Türkiye sürekli gelecekte pembe hayallerde yaşatılan bireylerin seçimleriyle oligark ruhlu kukla oynatıcıların esaretinde debelenmeye devam ediyor! Zihinsel dönüşümleri yıpratılan sosyolojinin bu girdaptan kurtuluş süreci mucizelere bağlıdır! Kukla oynatıcıların oksijen tüpüne bağlı yaşayanların, aldığı nefesi lüks sayması karşısında, medeni dünyanın yapacağı hiç bir şey yoktur! Sağır pirelerin mantıksal kurgusuyla uyumludur! Herkese önce yere vuracağı bir ayak lazımdır! Havada yaşayan, zihinsel etiketlerle kul olmayı seçmiş yığınlara bu CUMHURİYET çok lükstür!
DİPNOT:
Bir ülkede bir bakan, kendisini gazetecilere hiç sevdirememişti.
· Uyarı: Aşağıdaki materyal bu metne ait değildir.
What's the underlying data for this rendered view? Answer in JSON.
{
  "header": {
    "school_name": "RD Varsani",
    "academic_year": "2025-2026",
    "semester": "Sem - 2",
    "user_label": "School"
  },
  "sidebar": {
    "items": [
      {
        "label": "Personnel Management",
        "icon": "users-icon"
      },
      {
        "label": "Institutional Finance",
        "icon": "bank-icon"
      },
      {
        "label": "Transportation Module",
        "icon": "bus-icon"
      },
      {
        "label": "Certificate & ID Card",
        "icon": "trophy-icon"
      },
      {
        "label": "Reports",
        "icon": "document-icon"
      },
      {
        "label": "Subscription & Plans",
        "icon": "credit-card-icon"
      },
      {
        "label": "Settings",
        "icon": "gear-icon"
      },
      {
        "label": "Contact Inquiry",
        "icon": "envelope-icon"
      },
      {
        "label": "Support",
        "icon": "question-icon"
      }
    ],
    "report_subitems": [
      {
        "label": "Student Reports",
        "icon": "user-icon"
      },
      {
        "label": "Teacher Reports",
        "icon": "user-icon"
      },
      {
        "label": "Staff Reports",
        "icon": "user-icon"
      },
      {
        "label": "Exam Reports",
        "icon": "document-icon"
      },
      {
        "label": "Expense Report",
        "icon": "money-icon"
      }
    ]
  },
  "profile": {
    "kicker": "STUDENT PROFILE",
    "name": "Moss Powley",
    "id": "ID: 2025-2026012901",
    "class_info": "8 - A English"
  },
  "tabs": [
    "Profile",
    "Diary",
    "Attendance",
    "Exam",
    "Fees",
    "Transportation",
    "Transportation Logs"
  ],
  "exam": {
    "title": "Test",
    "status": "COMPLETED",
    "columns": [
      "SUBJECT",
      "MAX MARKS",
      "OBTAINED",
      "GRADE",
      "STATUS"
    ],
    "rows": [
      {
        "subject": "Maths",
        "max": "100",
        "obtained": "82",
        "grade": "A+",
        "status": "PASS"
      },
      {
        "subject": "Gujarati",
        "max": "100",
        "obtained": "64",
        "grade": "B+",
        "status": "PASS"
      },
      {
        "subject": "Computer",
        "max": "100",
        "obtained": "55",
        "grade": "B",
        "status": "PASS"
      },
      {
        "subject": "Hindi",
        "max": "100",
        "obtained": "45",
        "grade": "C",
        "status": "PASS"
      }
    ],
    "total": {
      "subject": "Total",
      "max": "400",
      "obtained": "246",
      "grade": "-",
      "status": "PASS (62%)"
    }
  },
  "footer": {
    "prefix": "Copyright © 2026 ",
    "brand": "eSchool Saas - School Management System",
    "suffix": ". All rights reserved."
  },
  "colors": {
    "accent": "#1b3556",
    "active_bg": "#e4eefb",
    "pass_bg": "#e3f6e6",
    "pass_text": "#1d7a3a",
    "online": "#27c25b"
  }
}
Ne yapsa makbule geçmiyor, basın hergün kendisiyle uğraşıyordu.Nihayet :
-Öyle bir şey yapayım ki, gazeteciler mat olsun, diye düşündü ve ilan etti :
-Pazar günü saat 10’da bakan denizin üzerinden yürüyerek geçeceğim.
Pazar sabahı saat 10’da tüm basın mensupları toplandılar orada.Bakan geldi ve elinde bastonuyla denizin üzerinde yürümeye başladı.Karşı kıyıya kadar da yürüdü geçti. Herkesin gözleri dehşetle açılmıştı.
Fakat ertesi günü tüm gazetelerde şu başlık okundu :
-Bakan yüzme bilmiyor!
Bu süreçte sosyolojinin içinde bulunduğu esareti ortaya çıkarak hiç bir güç yoktur! PİRELER SAĞIRDIR!